I Spy With My Little Eye
Entrenched in the quest for ultimate privacy and security, teens may demonstrate suspicious behavior. Albeit some suspicions turn out to be unfounded; some parents find their teen’s covert actions less than honorable. There is a simple, time-tested rule of thumb to help you determine if you should spy on him when he’s hanging out with friends. If you think something inappropriate is happening, trust your instincts.
According to research conducted by the YMCA and Planned Parenthood, in more than 50 percent of instances of teen sexual activity and 75 percent of teen substance use, parents were suspicious of their child’s actions for at least six weeks prior to discovering that their suspicions were correct.
Spread His Wings Slowly
Even though he’s recognizing his impending adulthood, much to your teen’s dismay, he still is a child. You should know where he’s going and who he’s going with. Allowing some freedom is an important step toward his decision making ability and independence. Additionally, critical to his development is an understanding of the importance of respecting household rules and expectations.

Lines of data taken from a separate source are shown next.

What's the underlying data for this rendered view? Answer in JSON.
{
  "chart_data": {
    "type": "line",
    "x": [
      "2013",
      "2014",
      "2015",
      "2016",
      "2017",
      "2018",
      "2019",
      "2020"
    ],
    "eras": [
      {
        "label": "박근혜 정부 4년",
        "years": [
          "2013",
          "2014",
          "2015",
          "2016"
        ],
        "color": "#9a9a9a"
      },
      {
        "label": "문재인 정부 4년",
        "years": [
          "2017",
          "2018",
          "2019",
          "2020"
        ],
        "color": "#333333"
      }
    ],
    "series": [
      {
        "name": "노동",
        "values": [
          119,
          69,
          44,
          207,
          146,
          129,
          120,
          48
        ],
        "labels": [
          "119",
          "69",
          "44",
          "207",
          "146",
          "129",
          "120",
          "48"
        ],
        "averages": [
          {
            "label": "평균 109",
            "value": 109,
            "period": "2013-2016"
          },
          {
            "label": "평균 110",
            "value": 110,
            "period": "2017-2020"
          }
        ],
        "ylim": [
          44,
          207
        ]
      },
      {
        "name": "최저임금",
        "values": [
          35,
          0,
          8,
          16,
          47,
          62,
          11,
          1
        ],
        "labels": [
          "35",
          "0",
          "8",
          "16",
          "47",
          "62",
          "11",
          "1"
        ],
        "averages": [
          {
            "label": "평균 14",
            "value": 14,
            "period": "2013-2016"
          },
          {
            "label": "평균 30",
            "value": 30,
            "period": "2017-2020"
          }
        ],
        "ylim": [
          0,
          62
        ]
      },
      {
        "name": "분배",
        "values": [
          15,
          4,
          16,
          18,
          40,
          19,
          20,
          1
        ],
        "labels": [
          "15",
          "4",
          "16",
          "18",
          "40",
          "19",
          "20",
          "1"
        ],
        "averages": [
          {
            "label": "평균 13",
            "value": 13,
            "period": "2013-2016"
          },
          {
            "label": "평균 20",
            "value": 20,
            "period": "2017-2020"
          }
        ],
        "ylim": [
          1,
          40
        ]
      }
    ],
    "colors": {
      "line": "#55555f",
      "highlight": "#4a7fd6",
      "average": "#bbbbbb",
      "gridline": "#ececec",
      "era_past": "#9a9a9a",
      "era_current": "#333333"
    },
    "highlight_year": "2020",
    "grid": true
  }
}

If he’s set on going out with a group of friends, make sure he respects your expectations. Since safety is always a concern, he should inform you of significant changes in his destination and should understand the importance of pre-set curfews. Allowing your junior high school child to go to the movies with friends can feel far more auspicious to you than your child. Reiterating basic safety precautions and household rules helps both of you transition to this stage.
Remember, to your teen, hanging out is the adult version of getting out with friends, seeing and being seen. Allow your kids to be a part of the community around them and encourage positive participation.
Gina Roberts-Grey is a licensed clinical social worker, freelance writer and mother.
- Know that teens will challenge, test, push and pull their way toward independence.
- Striking the right balance is the trick in making sure you support your teen’s efforts toward independence while making sure he doesn’t bite off more than he can chew.
- Encourage adolescents to make as many of their own decisions as they safely can. One great way to do this is to provide an allowance for learning how to use it wisely.
- Draw teens into family decision making.
- Let your teen know that he can have as much independence as he wants as long as he exhibits responsible behavior and follows reasonable limits (set by both of you) and as long as he accepts the consequences of his behaviors.